Неделя складывается из дней, а каждый день знаменателен местным или семейным обрядом и популярной радиопередачей. Понедельник – день тяжелый, в понедельник доедают вчерашний обед и вчерашний хлеб, а по станции «Радио-Люксембург» слушают «Радио-крючок». Вторник – день стирки и «Королевы на один день», среда – базарный день, в кинотеатре «Леруа» вывешивают афишу нового фильма, а по радио слушают «Квит или дубль». Четверг – день отдыха и новый выпуск «Лизетт». Пятница – рыбный день, суббота – уборка и мытье головы. Воскресенье – обедня в церкви – главное событие дня, подчиняющее себе все остальное; смена носильного белья. Это день обновок, пирожных и прочих маленьких «радостей», день исполнения долга и удовольствий.

И всю неделю подряд, каждый вечер, в семь двадцать радиопередача «Семья Дюратон».

А жизнь складывается из череды лет, и все приходит в свое время:

– первое причастие и первые наручные часы;

– первый перманент для девочек и первый костюм для мальчиков;

– первые месячные и право носить чулки;

– первый бокал вина за семейным обедом, первая сигарета, право оставаться среди взрослых, когда рассказывают фривольные истории;

– первая работа и первая вечеринка, право «выходить» и развлекаться по вечерам;

– воинская служба;

– неприличные фильмы;

– женитьба и дети;

– одежда черного цвета;

– отход от дел;

– смерть.

И не нужно ни о чем размышлять, все свершается по давно заведенному порядку.

Люди обожают предаваться воспоминаниям. Каждый рассказ начинается с непременного: «А вот до войны…» или «Во время войны…». Ни одно семейное или дружеское сборище не обходилось без воспоминаний о поражении, оккупации и бомбежках, каждый присутствующий старается внести свою лепту в рассказ о той эпохе, вспоминая пережитую им панику или ужас, холодную зиму 42-го, брюкву, которой тогда кормились, и воздушные тревоги, старательно изображая при этом гул снижающегося бомбардировщика. Более лирические рассказы о массовой панике и бегстве завершаются неизменными фразами: «Если снова будет война, я уж теперь с места не сдвинусь» или «Упаси, Господи, пережить такое еще раз». Традиционные перепалки вспыхивают между отравленными газами во время войны 1914 года и военнопленными 39-го – 45-го годов, которых обвиняют в трусости.
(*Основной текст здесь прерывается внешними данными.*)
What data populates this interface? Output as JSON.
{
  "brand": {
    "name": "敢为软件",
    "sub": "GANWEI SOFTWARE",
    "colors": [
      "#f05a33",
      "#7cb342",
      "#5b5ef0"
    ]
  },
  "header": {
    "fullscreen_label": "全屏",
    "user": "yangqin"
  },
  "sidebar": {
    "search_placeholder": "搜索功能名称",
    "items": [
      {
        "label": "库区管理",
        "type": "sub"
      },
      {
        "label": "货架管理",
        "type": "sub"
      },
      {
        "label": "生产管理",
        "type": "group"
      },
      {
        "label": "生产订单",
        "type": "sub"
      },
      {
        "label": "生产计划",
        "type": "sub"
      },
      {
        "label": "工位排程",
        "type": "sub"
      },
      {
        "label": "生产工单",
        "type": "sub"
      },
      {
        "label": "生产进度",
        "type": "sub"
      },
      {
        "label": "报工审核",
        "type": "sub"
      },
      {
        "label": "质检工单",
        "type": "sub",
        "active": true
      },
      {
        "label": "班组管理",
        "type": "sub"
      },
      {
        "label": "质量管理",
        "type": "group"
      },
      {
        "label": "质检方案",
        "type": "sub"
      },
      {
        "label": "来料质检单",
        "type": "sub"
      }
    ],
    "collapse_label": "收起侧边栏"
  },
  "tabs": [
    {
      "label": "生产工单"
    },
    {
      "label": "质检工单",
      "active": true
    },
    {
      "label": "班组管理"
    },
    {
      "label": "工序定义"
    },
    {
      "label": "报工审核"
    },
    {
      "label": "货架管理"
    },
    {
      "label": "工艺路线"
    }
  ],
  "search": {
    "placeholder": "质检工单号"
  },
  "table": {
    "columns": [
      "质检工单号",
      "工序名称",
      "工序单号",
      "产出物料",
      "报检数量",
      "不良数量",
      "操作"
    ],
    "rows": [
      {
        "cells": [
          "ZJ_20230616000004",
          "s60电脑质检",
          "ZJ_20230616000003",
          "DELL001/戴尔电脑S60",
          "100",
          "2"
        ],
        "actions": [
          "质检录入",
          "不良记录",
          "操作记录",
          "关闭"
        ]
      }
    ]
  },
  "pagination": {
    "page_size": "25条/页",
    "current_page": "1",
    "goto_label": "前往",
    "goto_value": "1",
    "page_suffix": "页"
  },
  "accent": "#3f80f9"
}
И все без конца обсуждают «прогресс» как непреодолимую силу, которой невозможно и бесполезно сопротивляться и которая наступает со всех сторон, вторгаясь в жизнь: пластик, нейлоновые чулки, шариковые ручки, мотороллер «Веспа», суп в пакетиках, да еще это всеобщее образование.

В двенадцать лет я жила по законам и правилам этого мира, не подозревая, что можно жить иначе.

Родители почитали святым делом наказывать и муштровать непослушных детей. Допускались все виды наказаний – от затрещины до порки. Это вовсе не означало, что родители отличались особой злобностью или жестокосердием – важно было лишь не переступить меру и вознаградить ребенка в другом случае. Как часто, рассказывая о проступке своего отпрыска и суровом наказании, которому он был подвергнут, родитель гордо признается: «Еще немного, и он бы уже не встал!» То есть и проучил как следует, и удержался вовремя, не доводя дело до роковых последствий. Опасаясь, что «я уже не встану», мой отец ни разу не поднял на меня руку и даже никогда не бранил меня, уступая эту роль матери: «Грязнуля! Дрянь! Ну погоди, жизнь тебе покажет!»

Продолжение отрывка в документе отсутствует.